Выбрать главу

Но этот правящий слой бережно перенял все грубые замашки и повадки своих недавних предшественников, отрицавших «буржуазный стиль» поведения, и потому хамство по отношению к подчиненным и просителям считал нормой, а свои вульгарные вкусы и пристрастия единственно допустимыми. Не способные к творчеству и кропотливым научным исследованиям, с ранних лет облученные марксисткой идеологией, они и сами излучали мрачную энергию человеконенавистничества, именуя ее принципиальностью и преданностью коммунизму. Они создали весьма изощренную запретительно-распорядительную систему управления обществом. Эта система в любой момент и любому советскому гражданину могла «перекрыть кислород» или наоборот дать «зеленый свет», т. е. судьбы, упования, мечтания и надежды сотен миллионов людей, а также их благополучие полностью находились в их руках.

Если посмотреть на сохранившиеся фотографии руководителей послевоенной страны, а также на их сподвижников, соратников, помощников, то нельзя не поразиться тому — какие же это тупые, невыразительные лица. Крысиный оскал «прирожденных» марксистов сменился на кабаньи морды продолжателей «дела Ленина», — вот такая произошла специфическая эволюция. Властители страны, а также их приближенные не могли красиво ходить и держать осанку, зато умели убедительно грозить кулаком; их речи не отличались выразительностью, но последующие аплодисменты (переходящие в овации) слушателей свидетельствовали лишь о том, что они глаголят истину и только истину. Они не умели внятно выражать свои мысли и на бумаге, но отличались способностями принуждать, заставлять и гнуть своих подчиненных. Поборники грубой физической силы, впитавшие яд агрессии с молоком своих непутевых матерей, они всецело полагались на танки и пушки (впоследствии на ракеты) в качестве наиболее убедительного аргумента в международных отношениях. В дни советских праздников, эти неотесанные мужички взирали с приземистого мавзолея на демонстрантов-москвичей, растроганно узнавали себя на копиях парадных портретов, которые доверяли нести передовикам производства, ударникам коммунистического труда, заслуженным ветеранам многоразличных служб и знаменитым спортсменам, сумевшим высоко поднять знамя социалистической родины на ответственных соревнованиях за рубежом. А многие манифестанты держали за руки или несли на руках своих маленьких детей и возбужденные от близости высокого начальства говорили: «Смотри, смотри, вон там стоит сам товарищ….», — и далее с трепетом называлось имя вершителя судеб советских людей или близкого соратника вершителя судеб. Демонстранты заискивающе улыбались, посматривая снизу верх на начальников, и были счастливы от того, что имеют возможность лицезреть носителей власти, и, разумеется, стремились походить на могущественных вахлаков. Шагая по Красной площади в колоннах, озаглавленных огромными транспарантами, многие москвичи мечтали о том, чтобы то же когда-то взойти по священным ступенькам на заветную трибуну мавзолея и оттуда приветствовать трудящиеся массы, движущиеся полноводной рекой под кумачовыми стягами.

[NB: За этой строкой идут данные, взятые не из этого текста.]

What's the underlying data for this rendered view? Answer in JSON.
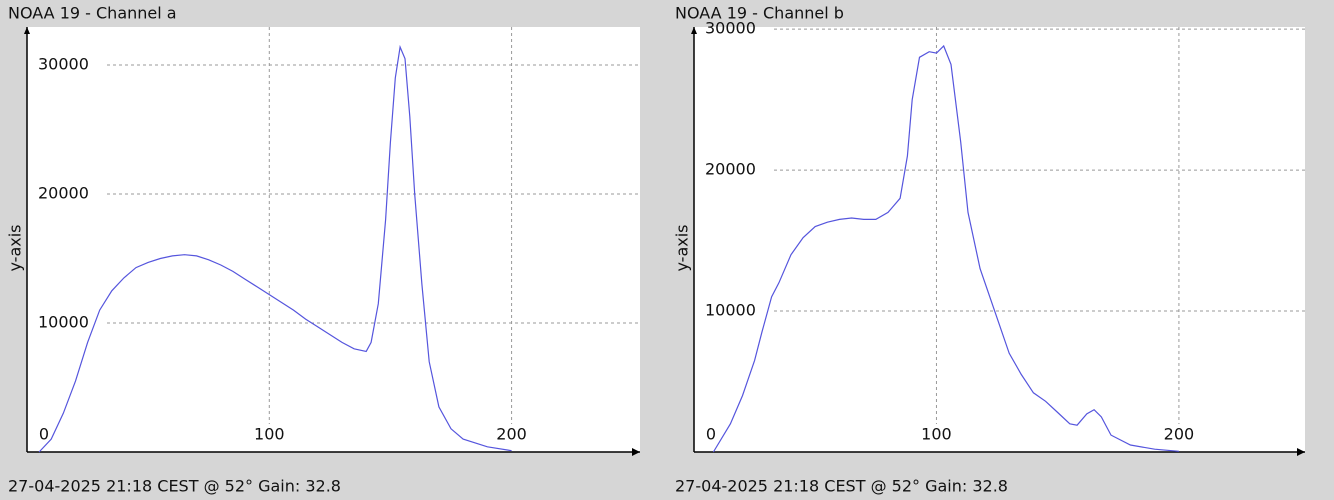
{
  "chart_data": [
    {
      "type": "line",
      "title": "NOAA 19 - Channel a",
      "footer": "27-04-2025 21:18 CEST @ 52° Gain: 32.8",
      "y_label": "y-axis",
      "color": "#5555dd",
      "grid": true,
      "xlim": [
        0,
        253
      ],
      "ylim": [
        0,
        32950
      ],
      "xticks": [
        0,
        100,
        200
      ],
      "yticks": [
        10000,
        20000,
        30000
      ],
      "x": [
        5,
        10,
        15,
        20,
        25,
        30,
        35,
        40,
        45,
        50,
        55,
        60,
        65,
        70,
        75,
        80,
        85,
        90,
        95,
        100,
        105,
        110,
        115,
        120,
        125,
        130,
        135,
        140,
        142,
        145,
        148,
        150,
        152,
        154,
        156,
        158,
        160,
        163,
        166,
        170,
        175,
        180,
        190,
        200
      ],
      "values": [
        0,
        1000,
        3000,
        5500,
        8500,
        11000,
        12500,
        13500,
        14300,
        14700,
        15000,
        15200,
        15300,
        15200,
        14900,
        14500,
        14000,
        13400,
        12800,
        12200,
        11600,
        11000,
        10300,
        9700,
        9100,
        8500,
        8000,
        7800,
        8500,
        11500,
        18000,
        24000,
        29000,
        31400,
        30500,
        26000,
        20000,
        13000,
        7000,
        3500,
        1800,
        1000,
        400,
        100
      ]
    },
    {
      "type": "line",
      "title": "NOAA 19 - Channel b",
      "footer": "27-04-2025 21:18 CEST @ 52° Gain: 32.8",
      "y_label": "y-axis",
      "color": "#5555dd",
      "grid": true,
      "xlim": [
        0,
        252
      ],
      "ylim": [
        0,
        30150
      ],
      "xticks": [
        0,
        100,
        200
      ],
      "yticks": [
        10000,
        20000,
        30000
      ],
      "x": [
        8,
        15,
        20,
        25,
        28,
        32,
        35,
        40,
        45,
        50,
        55,
        60,
        65,
        70,
        75,
        80,
        85,
        88,
        90,
        93,
        97,
        100,
        103,
        106,
        110,
        113,
        118,
        125,
        130,
        135,
        140,
        145,
        150,
        155,
        158,
        162,
        165,
        168,
        172,
        180,
        190,
        200
      ],
      "values": [
        0,
        2000,
        4000,
        6500,
        8500,
        11000,
        12000,
        14000,
        15200,
        16000,
        16300,
        16500,
        16600,
        16500,
        16500,
        17000,
        18000,
        21000,
        25000,
        28000,
        28400,
        28300,
        28800,
        27500,
        22000,
        17000,
        13000,
        9500,
        7000,
        5500,
        4200,
        3600,
        2800,
        2000,
        1900,
        2700,
        3000,
        2500,
        1200,
        500,
        200,
        50
      ]
    }
  ]
}
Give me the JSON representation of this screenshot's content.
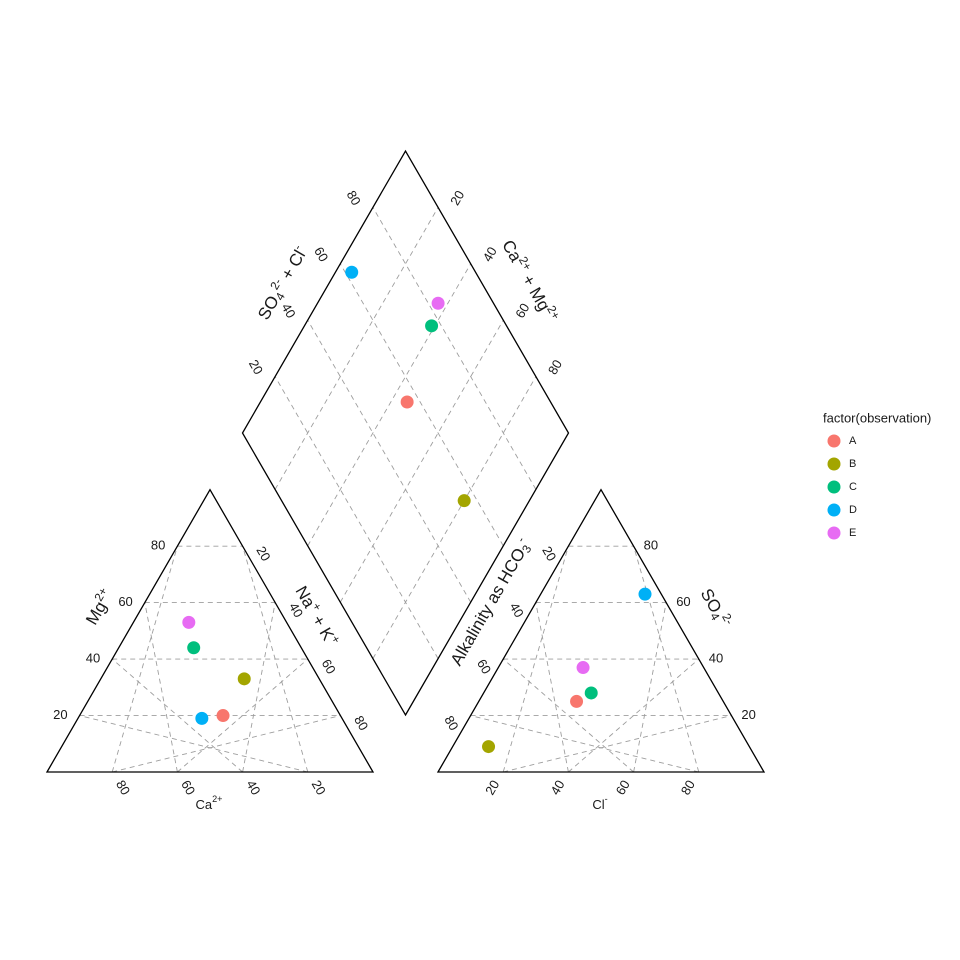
{
  "chart_data": {
    "type": "scatter",
    "subtype": "piper-diagram",
    "grid": true,
    "grid_style": "dashed",
    "grid_step": 20,
    "legend": {
      "title": "factor(observation)",
      "placement": "right",
      "entries": [
        {
          "name": "A",
          "color": "#F8766D"
        },
        {
          "name": "B",
          "color": "#A3A500"
        },
        {
          "name": "C",
          "color": "#00BF7D"
        },
        {
          "name": "D",
          "color": "#00B0F6"
        },
        {
          "name": "E",
          "color": "#E76BF3"
        }
      ]
    },
    "cation_triangle": {
      "left_axis": {
        "title_main": "Mg",
        "title_sup": "2+",
        "ticks": [
          "20",
          "40",
          "60",
          "80"
        ]
      },
      "right_axis": {
        "title_main1": "Na",
        "title_sup1": "+",
        "title_main2": " + K",
        "title_sup2": "+",
        "ticks": [
          "20",
          "40",
          "60",
          "80"
        ]
      },
      "bottom_axis": {
        "title_main": "Ca",
        "title_sup": "2+",
        "ticks": [
          "80",
          "60",
          "40",
          "20"
        ]
      }
    },
    "anion_triangle": {
      "left_axis": {
        "title_main": "Alkalinity as HCO",
        "title_sub": "3",
        "title_sup": "-",
        "ticks": [
          "20",
          "40",
          "60",
          "80"
        ]
      },
      "right_axis": {
        "title_main": "SO",
        "title_sub": "4",
        "title_sup": "2-",
        "ticks": [
          "80",
          "60",
          "40",
          "20"
        ]
      },
      "bottom_axis": {
        "title_main": "Cl",
        "title_sup": "-",
        "ticks": [
          "20",
          "40",
          "60",
          "80"
        ]
      }
    },
    "diamond": {
      "left_axis": {
        "title_main1": "SO",
        "title_sub1": "4",
        "title_sup1": "2-",
        "title_main2": " + Cl",
        "title_sup2": "-",
        "ticks": [
          "20",
          "40",
          "60",
          "80"
        ]
      },
      "right_axis": {
        "title_main1": "Ca",
        "title_sup1": "2+",
        "title_main2": " + Mg",
        "title_sup2": "2+",
        "ticks": [
          "80",
          "60",
          "40",
          "20"
        ]
      }
    },
    "points": [
      {
        "name": "A",
        "ca": 36,
        "mg": 20,
        "na_k": 44,
        "hco3": 45,
        "so4": 25,
        "cl": 30
      },
      {
        "name": "B",
        "ca": 23,
        "mg": 33,
        "na_k": 44,
        "hco3": 80,
        "so4": 9,
        "cl": 11
      },
      {
        "name": "C",
        "ca": 33,
        "mg": 44,
        "na_k": 23,
        "hco3": 39,
        "so4": 28,
        "cl": 33
      },
      {
        "name": "D",
        "ca": 43,
        "mg": 19,
        "na_k": 38,
        "hco3": 5,
        "so4": 63,
        "cl": 32
      },
      {
        "name": "E",
        "ca": 30,
        "mg": 53,
        "na_k": 17,
        "hco3": 37,
        "so4": 37,
        "cl": 26
      }
    ]
  }
}
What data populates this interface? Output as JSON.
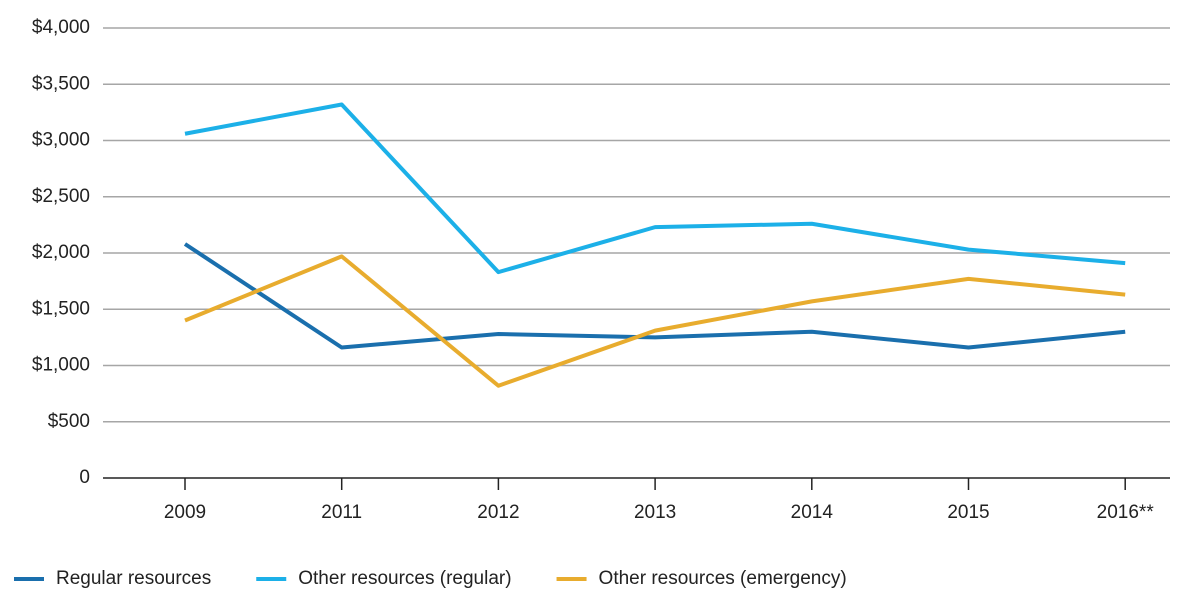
{
  "chart_data": {
    "type": "line",
    "categories": [
      "2009",
      "2011",
      "2012",
      "2013",
      "2014",
      "2015",
      "2016**"
    ],
    "series": [
      {
        "name": "Regular resources",
        "color": "#1a6fad",
        "values": [
          2080,
          1160,
          1280,
          1250,
          1300,
          1160,
          1300
        ]
      },
      {
        "name": "Other resources (regular)",
        "color": "#1cb0e8",
        "values": [
          3060,
          3320,
          1830,
          2230,
          2260,
          2030,
          1910
        ]
      },
      {
        "name": "Other resources (emergency)",
        "color": "#e8ac2e",
        "values": [
          1400,
          1970,
          820,
          1310,
          1570,
          1770,
          1630
        ]
      }
    ],
    "ylim": [
      0,
      4000
    ],
    "yticks": [
      0,
      {
        "value": 500,
        "label": "$500"
      },
      {
        "value": 1000,
        "label": "$1,000"
      },
      {
        "value": 1500,
        "label": "$1,500"
      },
      {
        "value": 2000,
        "label": "$2,000"
      },
      {
        "value": 2500,
        "label": "$2,500"
      },
      {
        "value": 3000,
        "label": "$3,000"
      },
      {
        "value": 3500,
        "label": "$3,500"
      },
      {
        "value": 4000,
        "label": "$4,000"
      }
    ],
    "grid": true,
    "legend": "bottom"
  }
}
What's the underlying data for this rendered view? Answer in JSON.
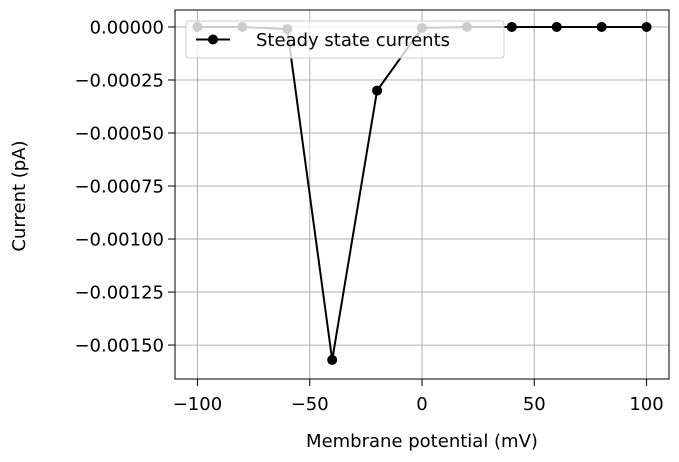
{
  "chart_data": {
    "type": "line",
    "xlabel": "Membrane potential (mV)",
    "ylabel": "Current (pA)",
    "xlim": [
      -110,
      110
    ],
    "ylim": [
      -0.00166,
      8e-05
    ],
    "xticks": [
      -100,
      -50,
      0,
      50,
      100
    ],
    "xtick_labels": [
      "−100",
      "−50",
      "0",
      "50",
      "100"
    ],
    "yticks": [
      0.0,
      -0.00025,
      -0.0005,
      -0.00075,
      -0.001,
      -0.00125,
      -0.0015
    ],
    "ytick_labels": [
      "0.00000",
      "−0.00025",
      "−0.00050",
      "−0.00075",
      "−0.00100",
      "−0.00125",
      "−0.00150"
    ],
    "grid": true,
    "legend_position": "top-left",
    "series": [
      {
        "name": "Steady state currents",
        "color": "#000000",
        "marker": "circle",
        "x": [
          -100,
          -80,
          -60,
          -40,
          -20,
          0,
          20,
          40,
          60,
          80,
          100
        ],
        "y": [
          0.0,
          0.0,
          -1e-05,
          -0.00157,
          -0.0003,
          -5e-06,
          0.0,
          0.0,
          0.0,
          0.0,
          0.0
        ]
      }
    ]
  }
}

Однако механизм фильтрации и последующего отбора кадров на руководящие посты отличался крайней запутанностью и замысловатостью. Любому тщеславному карьеристу было трудно сформулировать для себя перечень необходимых свойств, чтобы выдвинуться в первые ряды общества. И непроясненность механизма отбора набрасывала на высоко поставленных руководителей страны мистический покров таинственности, наделяя их свойствами, недостижимыми для простого советского человека.